Hamburg. Am Sonnabend dürfen sie endlich wieder öffnen – aber welche Perspektiven haben sie langfristig? Ist schon zu viel kaputt gegangen?
Hamburg macht sich locker. Für viele überraschend hat Bürgermeister Peter Tschentscher am Dienstag die Zügel gelockert. Noch am Sonntag bei Anne Will gab er den Kapitän des Teams „Vorsicht“ und stellte lediglich die Öffnung der Außengastronomie in Aussicht, keine 48 Stunden später wurden dann auch Geschäfte, Kultureinrichtungen und Sportvereine von den härtesten Corona-Regeln befreit. Kommt nun auch für die Branche, die seit November beziehungsweise Dezember in einem monatelangen Lockdown steckt, der Aufschwung?

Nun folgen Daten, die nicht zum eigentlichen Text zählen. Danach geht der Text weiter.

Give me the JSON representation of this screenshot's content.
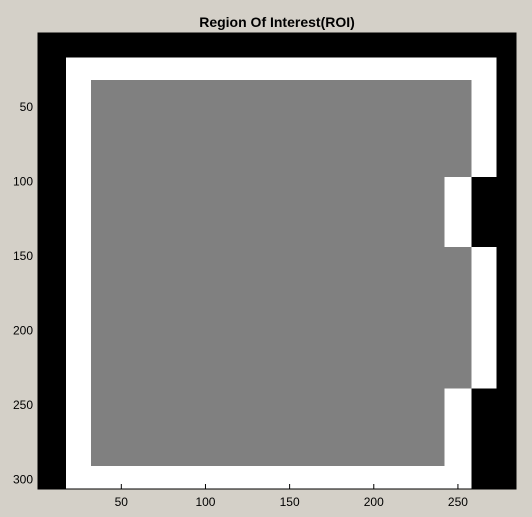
{
  "chart_data": {
    "type": "heatmap",
    "title": "Region Of Interest(ROI)",
    "xlabel": "",
    "ylabel": "",
    "xlim": [
      0.5,
      284.5
    ],
    "ylim": [
      0.5,
      306.5
    ],
    "y_reversed": true,
    "grid": false,
    "x_ticks": [
      50,
      100,
      150,
      200,
      250
    ],
    "y_ticks": [
      50,
      100,
      150,
      200,
      250,
      300
    ],
    "levels": {
      "black": "#000000",
      "white": "#ffffff",
      "gray": "#808080"
    },
    "regions": [
      {
        "level": "white",
        "x": [
          17,
          273
        ],
        "y": [
          17,
          306
        ]
      },
      {
        "level": "black",
        "x": [
          258,
          273
        ],
        "y": [
          97,
          144
        ]
      },
      {
        "level": "black",
        "x": [
          258,
          273
        ],
        "y": [
          239,
          306
        ]
      },
      {
        "level": "gray",
        "x": [
          32,
          258
        ],
        "y": [
          32,
          97
        ]
      },
      {
        "level": "gray",
        "x": [
          32,
          242
        ],
        "y": [
          97,
          144
        ]
      },
      {
        "level": "gray",
        "x": [
          32,
          258
        ],
        "y": [
          144,
          239
        ]
      },
      {
        "level": "gray",
        "x": [
          32,
          242
        ],
        "y": [
          239,
          291
        ]
      }
    ]
  }
}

Die Unternehmer blicken hoffnungsfroh, aber nicht euphorisch in die Zukunft. Anders als bei den Lockerungen vor einem Jahr steckt ihnen die Furcht in den Knochen, dass eine weitere Infektionswelle das Erreichte wieder zunichtemachen könnte. Durfte man die Pause im Frühjahr 2020 noch als längere Betriebsferien betrachten, sind nach Monaten des Stillstands Geschäftsbeziehungen zerbrochen, Kunden und Beschäftigte von der Fahne gegangen. Schlimmer noch – viele Unternehmer hadern grundsätzlich mit der Politik.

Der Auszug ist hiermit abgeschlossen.